Data breaches, drones, NSA surveillance — as much as these issues have captured the minds of consumers, pundits and government agencies, we have not yet seen the real privacy problems that will soon face us. What happens when devices become proxies for public resources? With the growing asymmetry between those who are gathering and those who are the subjects, it will be critical to create new frameworks for accountability to ensure that privacy and big data can coexist in the future.
To create a little context that will frame this discussion, for many years the traditional privacy regime governing how we collect and protect personal information has been based on privacy principles outlined in the FTC’s Fair Information Practice Principles (FIPPs) and a set of eight fair information practices codified in the OECD Guidelines on the Protection of Privacy and Transborder Flows of Personal Data. These require that data be collected only when needed and collected accurately – for a particular purpose, with limited use, kept securely, with openness and transparency, and with the right of individual subjects to review their data and complete accountability of the data collector to the individual.

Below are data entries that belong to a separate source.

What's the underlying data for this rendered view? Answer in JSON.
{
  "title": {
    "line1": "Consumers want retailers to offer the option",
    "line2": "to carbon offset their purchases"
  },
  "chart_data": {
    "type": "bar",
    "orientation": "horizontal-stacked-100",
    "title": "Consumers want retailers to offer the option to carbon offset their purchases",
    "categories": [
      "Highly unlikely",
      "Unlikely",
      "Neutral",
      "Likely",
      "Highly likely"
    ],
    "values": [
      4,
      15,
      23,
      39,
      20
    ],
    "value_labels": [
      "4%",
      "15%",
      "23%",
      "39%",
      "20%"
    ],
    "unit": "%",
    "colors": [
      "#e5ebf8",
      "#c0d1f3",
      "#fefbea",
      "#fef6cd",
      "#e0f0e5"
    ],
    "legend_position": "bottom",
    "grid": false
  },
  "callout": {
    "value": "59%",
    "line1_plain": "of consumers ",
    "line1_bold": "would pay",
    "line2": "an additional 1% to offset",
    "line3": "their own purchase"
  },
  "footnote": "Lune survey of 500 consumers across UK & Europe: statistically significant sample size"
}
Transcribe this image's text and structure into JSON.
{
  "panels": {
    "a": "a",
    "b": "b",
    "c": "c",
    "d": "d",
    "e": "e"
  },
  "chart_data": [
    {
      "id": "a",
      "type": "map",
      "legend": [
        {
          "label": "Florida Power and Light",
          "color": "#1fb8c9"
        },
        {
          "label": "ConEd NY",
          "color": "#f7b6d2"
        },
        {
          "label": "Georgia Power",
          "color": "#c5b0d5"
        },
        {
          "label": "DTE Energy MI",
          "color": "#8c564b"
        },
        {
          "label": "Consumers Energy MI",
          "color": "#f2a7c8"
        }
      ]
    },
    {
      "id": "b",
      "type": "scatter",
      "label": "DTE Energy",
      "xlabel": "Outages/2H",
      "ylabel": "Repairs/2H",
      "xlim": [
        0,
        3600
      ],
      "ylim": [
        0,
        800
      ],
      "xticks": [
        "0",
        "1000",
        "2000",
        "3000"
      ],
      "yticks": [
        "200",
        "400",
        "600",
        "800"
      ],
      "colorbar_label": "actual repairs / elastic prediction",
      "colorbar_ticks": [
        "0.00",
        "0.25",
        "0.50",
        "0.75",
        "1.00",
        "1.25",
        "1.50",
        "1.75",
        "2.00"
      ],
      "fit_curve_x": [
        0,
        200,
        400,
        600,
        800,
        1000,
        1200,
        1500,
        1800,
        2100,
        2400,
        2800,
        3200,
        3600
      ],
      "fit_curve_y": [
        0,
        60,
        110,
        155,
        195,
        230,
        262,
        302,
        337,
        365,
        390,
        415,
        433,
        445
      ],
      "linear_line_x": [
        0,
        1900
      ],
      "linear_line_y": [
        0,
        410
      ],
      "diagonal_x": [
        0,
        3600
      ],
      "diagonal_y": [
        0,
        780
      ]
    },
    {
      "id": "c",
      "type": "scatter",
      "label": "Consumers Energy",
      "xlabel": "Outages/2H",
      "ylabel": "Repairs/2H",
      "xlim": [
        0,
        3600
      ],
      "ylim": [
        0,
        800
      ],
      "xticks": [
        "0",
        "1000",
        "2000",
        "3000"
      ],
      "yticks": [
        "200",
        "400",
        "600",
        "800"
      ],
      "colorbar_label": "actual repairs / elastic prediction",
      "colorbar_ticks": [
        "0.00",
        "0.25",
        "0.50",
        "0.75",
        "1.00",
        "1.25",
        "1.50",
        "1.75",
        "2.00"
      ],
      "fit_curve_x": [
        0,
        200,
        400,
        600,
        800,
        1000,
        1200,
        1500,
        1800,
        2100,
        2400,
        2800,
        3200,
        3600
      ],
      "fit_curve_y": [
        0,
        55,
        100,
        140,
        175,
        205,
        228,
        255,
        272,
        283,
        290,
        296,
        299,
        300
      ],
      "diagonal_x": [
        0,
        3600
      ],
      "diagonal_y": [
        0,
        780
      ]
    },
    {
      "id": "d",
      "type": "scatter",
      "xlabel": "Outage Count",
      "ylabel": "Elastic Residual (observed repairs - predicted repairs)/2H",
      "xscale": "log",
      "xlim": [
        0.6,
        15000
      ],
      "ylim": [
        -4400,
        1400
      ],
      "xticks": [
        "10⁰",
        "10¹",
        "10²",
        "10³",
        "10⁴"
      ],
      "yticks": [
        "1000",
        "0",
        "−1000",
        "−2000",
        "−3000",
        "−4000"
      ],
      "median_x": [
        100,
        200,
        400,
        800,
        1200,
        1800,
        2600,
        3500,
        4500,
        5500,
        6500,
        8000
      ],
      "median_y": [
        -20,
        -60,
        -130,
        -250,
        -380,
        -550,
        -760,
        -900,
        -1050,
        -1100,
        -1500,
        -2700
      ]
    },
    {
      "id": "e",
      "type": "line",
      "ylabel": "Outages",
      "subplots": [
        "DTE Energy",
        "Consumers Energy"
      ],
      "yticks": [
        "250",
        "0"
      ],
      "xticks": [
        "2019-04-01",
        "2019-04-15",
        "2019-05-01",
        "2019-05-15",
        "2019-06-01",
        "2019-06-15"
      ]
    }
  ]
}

However, many of these principles are tremendously difficult if not impossible in the world of big data. Big data is generally characterized by “velocity,” “variety” and “volume” of such magnitude that it may be combined to create information that was previously not available. I’ve read many interesting definitions of big data, but two powerful ones raised by Gil Press at Forbes are:
“The belief that the more data you have the more insights and answers will rise automatically from the pool of ones and zeros.”
“A new attitude by businesses, non-profits, government agencies, and individuals that combining data from multiple sources could lead to better decisions.”
Predictive Privacy Harms
With the increased demand for big data in modern business, we need to consider the ideas of consent and choice even when examining concepts like predictive privacy harms — situations where companies may not have collected any personally identifiable information (PII), but have gathered low-level information such as a “Like” on Facebook or a one-time purchase.
So why does this low-level information matter in terms of privacy? To a certain extent, when customers shop on the Internet, they are already used to targeted advertising. Shopping websites like Amazon track progress through their sites and capture shopping habits, allowing them to suggest items that may be of interest. Consider how this compares to in-store tracking and what department stores already do today – keeping track of frequent purchases to allow them to send coupons or promotional information to entice you back into the store.
Here is where I make the distinction and draw the proverbial line in the sand. If I walk into a store and I want to identify myself, it is my choice. Part of the experience of shopping is the ability to walk around unknown and anonymously, slipping in and out of aisles and browsing around where nobody knows my name. If I want or need help and attention, I can ask for it. Online or in-person, I believe that individuals should have the right to ask for help if they need it, and remain undisturbed if they don’t — to share their information if they want to and to choose the purpose for which they are providing it.
Legislation or regulation alone may not be the answer to this problem. Rather, the key lies in a combination of regulation — from both the government and through the organizations collecting this data — and the power of consumers themselves.
I’d like to suggest that organizations and government agencies can do more to help protect customers by building a framework based on the FIPPs principles, where data itself is tagged with privacy preferences as it flows between systems — allowing consent to be applied. If we understand what the data is and how it was collected (through a UI or even an Internet of Things device), we can further determine whether or not the subject of the data (employee, customer or partner) may establish their preferences at the collection point.
For example, if a business is collecting information from a customer through a wearable fitness device, then the customer — upon registration of the device — can indicate whether or not the company may use such personal data to provide individualized goals, incentives and information that compares them with other people in their age group. The data collected from that person could be further tagged with privacy preferences so that the company could potentially use that data in the future for health research or to share with third parties. In this way, even if the purpose of the data collection changes over time, the profiles and preferences could be examined and updated.
The information that companies hold about their employees, customers and partners — as well as other sensitive information — is increasing exponentially over time. This rapid acceleration of data collection and manipulation holds the promise of tremendous competitive advantage for those that can effectively use it. However, in order for effective data management and collaboration to turn into a competitive advantage for the business, timely access to data and multi-directional communication flow — with the right risk management filters in place — are essential to ensure that data is available to those who need it, and kept from those who shouldn’t have access.
Companies can repurpose their compliance programs, which have traditionally been viewed as a cost center, and turn this previously untapped information into a business asset. This not only creates a quantifiable return on investment for data security and privacy programs, but also helps the company increase productivity and stay out of regulatory hot water.